En cierto sentido, estas ideas se refuerzan y convalidan en la experiencia de esa porción de felicidad que en verdad se asocia al logro personal. A los frutos inesperados de nuestro esfuerzo y dedicación. Al éxito de nuestros seres queridos. Al bienestar de los grupos o comunidades a los que estamos ligados por amor y destino. A las metas finalmente alcanzadas, e incluso al desempeño de la actividad sencilla y cotidiana de nuestras tareas y labores más comunes.
Pero la felicidad también tiene otra variedad de matices, quizás se trate de los más profundos y fundamentales para nosotros, los que incluyen la plenitud, la paz interna, la armonía, el equilibrio y todo aquello que nos permite fluir en libertad, en concordancia con las fuerzas creativas de la vida. La capacidad para experimentar y contener la felicidad se nos otorgó con la vida misma. No está en nuestra voluntad o poder rechazar o atraer esta capacidad hacia nosotros. No tenemos que apuntarnos a ninguna escuela para obtener esta particular capacidad. Nos ha sido dada. Y sin embargo, tomar la felicidad y la plenitud cuando vienen y despedirnos de ellas cuando se van es desde la visión de Bert Hellinger un logro del alma. Y como la mayoría de los logros vinculados directamente al alma, éste requiere de sabiduría y de valor. Valor para dejar atrás aquello que en nosotros se opone a la plenitud. Y sabiduría para desechar las nociones que nos hacen difícil o impiden la exploración real y directa de la naturaleza de la felicidad.
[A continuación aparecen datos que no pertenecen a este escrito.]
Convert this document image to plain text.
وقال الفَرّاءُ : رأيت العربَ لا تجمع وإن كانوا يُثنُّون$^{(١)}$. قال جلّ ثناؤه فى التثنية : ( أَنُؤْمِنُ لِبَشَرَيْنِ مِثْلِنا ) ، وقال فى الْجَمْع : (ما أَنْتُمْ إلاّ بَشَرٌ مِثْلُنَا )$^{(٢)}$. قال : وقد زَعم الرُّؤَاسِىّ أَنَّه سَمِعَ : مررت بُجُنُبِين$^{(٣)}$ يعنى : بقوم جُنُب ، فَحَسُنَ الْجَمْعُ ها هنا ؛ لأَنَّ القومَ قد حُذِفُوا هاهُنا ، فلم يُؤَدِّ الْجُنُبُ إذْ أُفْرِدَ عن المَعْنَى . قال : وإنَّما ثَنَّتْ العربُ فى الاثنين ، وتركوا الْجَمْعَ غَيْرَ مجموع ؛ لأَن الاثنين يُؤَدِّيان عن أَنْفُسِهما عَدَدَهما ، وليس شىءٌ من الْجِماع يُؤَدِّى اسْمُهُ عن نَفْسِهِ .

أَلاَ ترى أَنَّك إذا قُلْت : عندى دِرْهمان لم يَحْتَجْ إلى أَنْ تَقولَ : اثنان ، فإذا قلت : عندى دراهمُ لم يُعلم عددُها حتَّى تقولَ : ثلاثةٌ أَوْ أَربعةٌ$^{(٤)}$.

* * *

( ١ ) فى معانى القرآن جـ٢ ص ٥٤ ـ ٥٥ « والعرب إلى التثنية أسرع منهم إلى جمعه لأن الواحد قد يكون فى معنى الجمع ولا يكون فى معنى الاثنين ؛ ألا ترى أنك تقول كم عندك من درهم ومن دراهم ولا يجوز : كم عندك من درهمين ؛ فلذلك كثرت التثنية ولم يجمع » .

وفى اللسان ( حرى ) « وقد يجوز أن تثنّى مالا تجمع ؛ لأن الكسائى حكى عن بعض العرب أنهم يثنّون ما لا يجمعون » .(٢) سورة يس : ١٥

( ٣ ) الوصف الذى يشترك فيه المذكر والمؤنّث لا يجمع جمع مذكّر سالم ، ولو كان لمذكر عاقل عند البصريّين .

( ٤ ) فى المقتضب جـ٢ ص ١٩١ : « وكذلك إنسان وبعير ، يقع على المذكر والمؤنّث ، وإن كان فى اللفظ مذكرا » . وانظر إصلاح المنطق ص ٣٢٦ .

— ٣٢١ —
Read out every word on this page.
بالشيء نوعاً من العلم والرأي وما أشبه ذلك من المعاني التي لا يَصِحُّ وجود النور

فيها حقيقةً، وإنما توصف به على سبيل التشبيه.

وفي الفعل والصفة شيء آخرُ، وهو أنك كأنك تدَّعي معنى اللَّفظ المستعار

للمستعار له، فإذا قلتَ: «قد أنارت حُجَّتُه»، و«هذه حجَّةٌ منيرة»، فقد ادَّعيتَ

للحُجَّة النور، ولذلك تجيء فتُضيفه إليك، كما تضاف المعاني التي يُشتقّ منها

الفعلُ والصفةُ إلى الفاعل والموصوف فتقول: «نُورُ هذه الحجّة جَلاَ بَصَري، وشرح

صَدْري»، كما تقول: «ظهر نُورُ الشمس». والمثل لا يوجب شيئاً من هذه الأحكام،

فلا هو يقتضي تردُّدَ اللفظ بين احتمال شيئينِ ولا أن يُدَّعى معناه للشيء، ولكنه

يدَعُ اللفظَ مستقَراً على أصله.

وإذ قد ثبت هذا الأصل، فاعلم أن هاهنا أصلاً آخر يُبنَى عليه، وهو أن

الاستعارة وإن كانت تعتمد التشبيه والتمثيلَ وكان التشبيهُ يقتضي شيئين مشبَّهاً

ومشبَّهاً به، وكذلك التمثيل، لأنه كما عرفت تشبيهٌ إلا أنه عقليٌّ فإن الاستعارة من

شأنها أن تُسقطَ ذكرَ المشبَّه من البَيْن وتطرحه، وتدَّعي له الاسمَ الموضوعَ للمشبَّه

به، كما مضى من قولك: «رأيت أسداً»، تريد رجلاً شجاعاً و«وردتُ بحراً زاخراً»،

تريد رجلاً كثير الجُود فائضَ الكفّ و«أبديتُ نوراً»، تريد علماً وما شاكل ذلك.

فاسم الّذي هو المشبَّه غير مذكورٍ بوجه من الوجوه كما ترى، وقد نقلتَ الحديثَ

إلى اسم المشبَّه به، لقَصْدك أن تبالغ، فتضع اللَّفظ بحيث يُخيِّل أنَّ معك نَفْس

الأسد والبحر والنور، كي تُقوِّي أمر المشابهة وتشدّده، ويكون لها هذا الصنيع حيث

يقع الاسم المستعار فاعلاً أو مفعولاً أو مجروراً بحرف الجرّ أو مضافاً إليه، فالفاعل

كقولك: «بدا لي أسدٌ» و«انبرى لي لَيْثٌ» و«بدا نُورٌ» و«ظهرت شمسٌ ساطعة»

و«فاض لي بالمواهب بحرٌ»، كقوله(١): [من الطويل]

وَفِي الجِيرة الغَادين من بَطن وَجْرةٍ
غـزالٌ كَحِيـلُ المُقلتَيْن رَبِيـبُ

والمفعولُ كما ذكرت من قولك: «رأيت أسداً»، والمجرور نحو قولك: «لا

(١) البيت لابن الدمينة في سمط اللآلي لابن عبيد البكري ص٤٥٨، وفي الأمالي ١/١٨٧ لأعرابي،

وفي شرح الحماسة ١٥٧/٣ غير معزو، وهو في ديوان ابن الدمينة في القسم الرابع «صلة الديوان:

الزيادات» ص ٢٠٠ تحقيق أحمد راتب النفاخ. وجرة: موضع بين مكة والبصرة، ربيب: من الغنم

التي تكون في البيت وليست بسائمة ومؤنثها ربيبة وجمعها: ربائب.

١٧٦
La naturaleza de la felicidad es acompañarnos y dejarnos una y otra vez. Con su permanencia nos cobija, nos deleita, nos enseña, nos expande, nos da descanso. Con su partida nos impulsa poderosamente a regiones nuevas. Nos transforma nos prepara para una nueva inclusión. En cierto sentido y en algunos de sus aspectos fundamentales, la felicidad está encadenada a nuestra necesidad y crecimiento. Así, dice Bert Hellinger, mientras nos desarrollábamos en el vientre de nuestra madre conocimos una felicidad y una plenitud que al cabo de un tiempo desapareció en concordancia con nuestro próximo nacimiento. Luego, si todo fue bien, fuimos atendidos por brazos amorosos y en ellos nos sentimos felices hasta que dejamos de serlo porque necesitamos explorar en independencia, alejarnos. Cada etapa de nuestra vida tiene su propia plenitud, y en ella la felicidad tiene una presencia particular. En realidad nuestra experiencia contradice la noción de que la felicidad es “siempre” de una misma o única manera.
Tras reconocernos, junto con todos, igualmente aptos para la experiencia de la felicidad y ver que la felicidad es una especie de huésped que va y viene de toda vida, podemos indagar si dentro de nosotros trabajan algunas fuerzas en oposición a ella y a la plenitud, a nuestro crecimiento, a la armonía y la paz. Los pensamientos repetitivos y las frases dañinas que actúan secretamente en nosotros, generadas quizá a partir de experiencias de nuestro pasado o del pasado del alma de nuestras familias, suelen ser el origen de las dificultades en el camino hacia la plenitud. Incluso nos pueden hacer vivir la felicidad como algo tan amenazante o peligroso como si con ella atentáramos contra un tabú. Pero aún en las situaciones de mayor conflicto interno, el impulso por sanar y crecer no nos abandona, está vivo y presente. Podría decirse que la felicidad es fiel y paciente. Nos aguarda a la vuelta de cada dificultad y nos asiste veladamente en medio del conflicto.
Desde la visión Sistémica y Transgeneracional decir “sí” a la necesidad de sanar aquello que nos impida crecer, aquello que nos haga sentir indignos o culpables ante la posibilidad de ser felices, aquello que nos aleja de la plenitud de la vida manteniéndonos entre límites estrechos, es atender al golpeteo de la felicidad sobre la puerta de nuestro corazón.